Eran las nueve y media de la noche, la hora en que Ramiro solía llegar a casa para cenar. Y esa noche, como todas, apareció por la puerta pasados dos minutos de la media.
—Llegas justo a tiempo para cenar. —Sonrió Paola.
—Estupendo. Además, hoy tengo prisa que tenemos que ir a pegar carteles. ¡Calentitos de la imprenta que los traigo! —Devolvió el gesto pícaramente.
—¿Ahora vas a salir? ¿De noche? —el tono de Paola era de cabreo.
—Nada, mujer. No te preocupes. Hacemos una batida por el pueblo para ver en qué sitios los han arrancado, los recolocamos y en una hora, hora y pico, estoy aquí. Antes de las doce en casa.
Paola ni siquiera discutió, lo sabía perdido. Llamó al niño a la mesa y sirvió. La niña hacía rato que había tomado su habitual dosis de leche y, por raro que pareciera, dormía plácidamente en el moisés al lado de la mesa de la cocina, donde solían cenar.
Ramiro le dio un beso de buenas noches a su hijo y a su mujer y salió a toda prisa.
No habían pasado más de tres cuartos de hora desde que se hubiera marchado Ramiro cuando el niño entró en la salita de costura que tenían al fondo de la vivienda y le dijo a su madre:
—Mamá, hay unos señores haciendo mucho ruido enfrente de mi habitación.

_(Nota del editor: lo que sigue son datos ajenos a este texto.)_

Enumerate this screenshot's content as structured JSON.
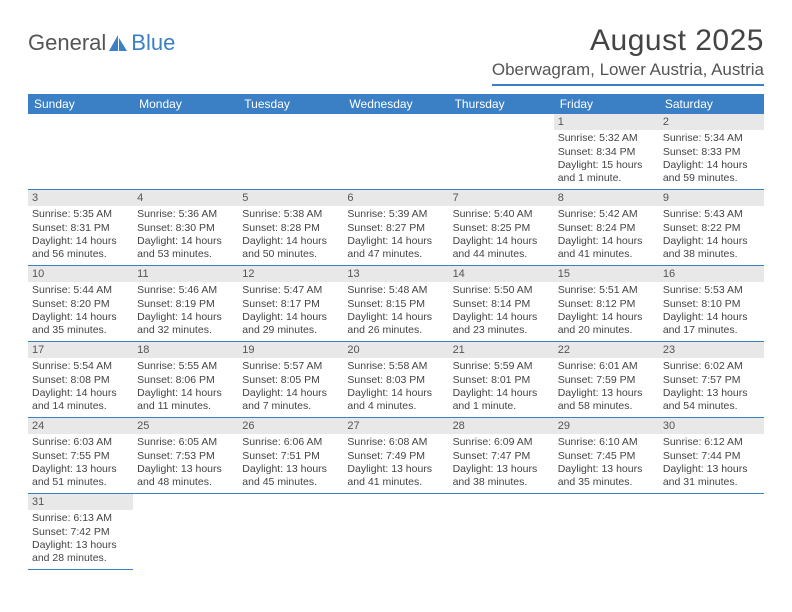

Intrigada, Paola cogió de la mano a su hijo y fue a ver qué pasaba. Era lógico que ella no hubiera oído nada, la salita daba a otra calle.
—¡Apaga la luz, rápido! —ordenó Paola alarmada, dirigiéndose a su pequeño vástago.
Su hijo, cumpliendo el mandato, apagó la luz y se fue hacia la ventana en donde se encontraba su madre, al tiempo que miró a través de ella como hacía Paola.
Abajo, en la acera de enfrente, se veía a unos hombres discutiendo voz en grito, con lo que parecían palos en las manos y realizando grandes aspavientos con los brazos.
—¡Oh, Dios mío! —se le escapó la exclamación de espanto—. Baja la cabeza y no mires, hijo —acertó a formular.
Podía distinguir a dos grupos enfrentados los unos con los otros, a punto de llegar a las manos. Y de entre todos los protagonistas pudo reconocer a varios, pero sobre todo a uno: ahí estaba Ramiro, «Peleando por un trozo de pared en el muro del terreno descampado de enfrente de casa, para pegar esos malditos carteles. ¡Se va a enterar cuando llegue! Si antes no le ha pasado algo; en cuyo caso lo remato yo en venir», reflexionó, haciendo un esfuerzo para no vocearlo y así evitar que se enterase su hijo. Lo más calmada que pudo, mandó a dormir al niño.